Let's end with the most practically important point. You can change almost any decision in a software system without a major production incident. You can rewrite services, swap libraries, refactor schemas (carefully). But changing a storage engine with data already in it is genuinely painful.
The reason: you typically cannot read data in the old engine's format with the new engine. You need to migrate every record. For a system with 10TB of data, that migration takes hours and requires careful dual-write logic, validation, and a cutover. For 100TB, it's a multi-week project. And you have to do it while serving live traffic.
This is why the storage engine choice deserves the same weight as "which cloud provider do we use." Both are foundational and both are expensive to change. Unlike many architectural decisions where you can defer and decide with more information — the "design late, decide with more data" advice from earlier in this book — the storage engine decision should be made carefully upfront, because the cost of reversing it grows linearly with your data volume.

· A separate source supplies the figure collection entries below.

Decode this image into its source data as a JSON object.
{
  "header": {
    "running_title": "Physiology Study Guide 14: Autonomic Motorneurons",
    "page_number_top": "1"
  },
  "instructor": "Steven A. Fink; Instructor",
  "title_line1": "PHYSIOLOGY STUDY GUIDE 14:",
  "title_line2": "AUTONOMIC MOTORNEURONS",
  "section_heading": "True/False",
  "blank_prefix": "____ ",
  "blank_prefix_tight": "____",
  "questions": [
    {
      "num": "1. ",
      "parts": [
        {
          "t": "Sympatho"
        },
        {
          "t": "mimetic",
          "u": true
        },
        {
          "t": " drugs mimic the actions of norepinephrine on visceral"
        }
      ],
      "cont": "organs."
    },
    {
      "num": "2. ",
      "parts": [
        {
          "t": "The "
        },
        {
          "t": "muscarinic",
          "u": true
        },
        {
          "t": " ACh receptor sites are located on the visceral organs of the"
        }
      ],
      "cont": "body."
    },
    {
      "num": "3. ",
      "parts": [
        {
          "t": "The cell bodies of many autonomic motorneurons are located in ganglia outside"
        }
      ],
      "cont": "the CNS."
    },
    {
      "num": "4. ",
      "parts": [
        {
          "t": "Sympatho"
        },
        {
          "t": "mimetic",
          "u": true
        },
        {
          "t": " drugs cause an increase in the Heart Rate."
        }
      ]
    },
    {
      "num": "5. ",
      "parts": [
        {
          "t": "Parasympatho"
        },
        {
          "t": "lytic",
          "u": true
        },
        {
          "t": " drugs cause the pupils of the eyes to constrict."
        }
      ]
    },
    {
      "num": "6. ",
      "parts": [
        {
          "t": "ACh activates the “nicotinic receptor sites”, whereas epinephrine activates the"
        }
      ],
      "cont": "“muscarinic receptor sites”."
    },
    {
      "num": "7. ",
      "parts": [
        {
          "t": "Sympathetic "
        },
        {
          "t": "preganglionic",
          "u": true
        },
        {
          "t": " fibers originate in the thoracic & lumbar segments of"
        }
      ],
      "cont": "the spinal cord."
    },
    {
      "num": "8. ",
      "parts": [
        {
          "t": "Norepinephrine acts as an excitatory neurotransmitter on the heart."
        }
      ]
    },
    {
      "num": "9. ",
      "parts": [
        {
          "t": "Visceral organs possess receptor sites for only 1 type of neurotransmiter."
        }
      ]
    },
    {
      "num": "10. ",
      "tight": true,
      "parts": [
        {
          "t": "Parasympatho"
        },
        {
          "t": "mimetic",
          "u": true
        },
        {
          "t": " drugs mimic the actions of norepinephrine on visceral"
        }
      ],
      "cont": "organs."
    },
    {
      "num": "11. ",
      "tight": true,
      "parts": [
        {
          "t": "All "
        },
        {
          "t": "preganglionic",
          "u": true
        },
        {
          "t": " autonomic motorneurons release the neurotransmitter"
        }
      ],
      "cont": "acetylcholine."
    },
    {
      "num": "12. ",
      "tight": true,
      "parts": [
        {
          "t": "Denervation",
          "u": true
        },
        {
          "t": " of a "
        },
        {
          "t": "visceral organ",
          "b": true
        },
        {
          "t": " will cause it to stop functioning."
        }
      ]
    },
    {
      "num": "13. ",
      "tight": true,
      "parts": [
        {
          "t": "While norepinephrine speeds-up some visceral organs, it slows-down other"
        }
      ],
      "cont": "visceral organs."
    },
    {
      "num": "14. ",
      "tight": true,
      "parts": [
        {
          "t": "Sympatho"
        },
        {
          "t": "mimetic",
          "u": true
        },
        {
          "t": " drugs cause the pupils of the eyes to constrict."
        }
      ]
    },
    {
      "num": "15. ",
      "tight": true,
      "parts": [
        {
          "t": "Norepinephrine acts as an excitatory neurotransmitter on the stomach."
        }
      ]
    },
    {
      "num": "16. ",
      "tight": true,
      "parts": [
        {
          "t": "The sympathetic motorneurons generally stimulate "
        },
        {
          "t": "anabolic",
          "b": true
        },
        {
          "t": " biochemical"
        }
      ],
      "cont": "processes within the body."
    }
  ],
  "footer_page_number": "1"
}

Before picking a storage engine, ask: "At 100x our current data volume, would this engine still be the right choice?" If the answer is "probably not," either choose the engine that works at 100x now, or plan explicitly for the migration when you'll need it. Don't discover the need for migration while you're already in a performance crisis.
"The storage engine is the most load-bearing architectural decision in a data-heavy system — it encodes your trade-offs between reads, writes, and space at a level that no abstraction can hide, and the cost of changing it compounds with every gigabyte you accumulate."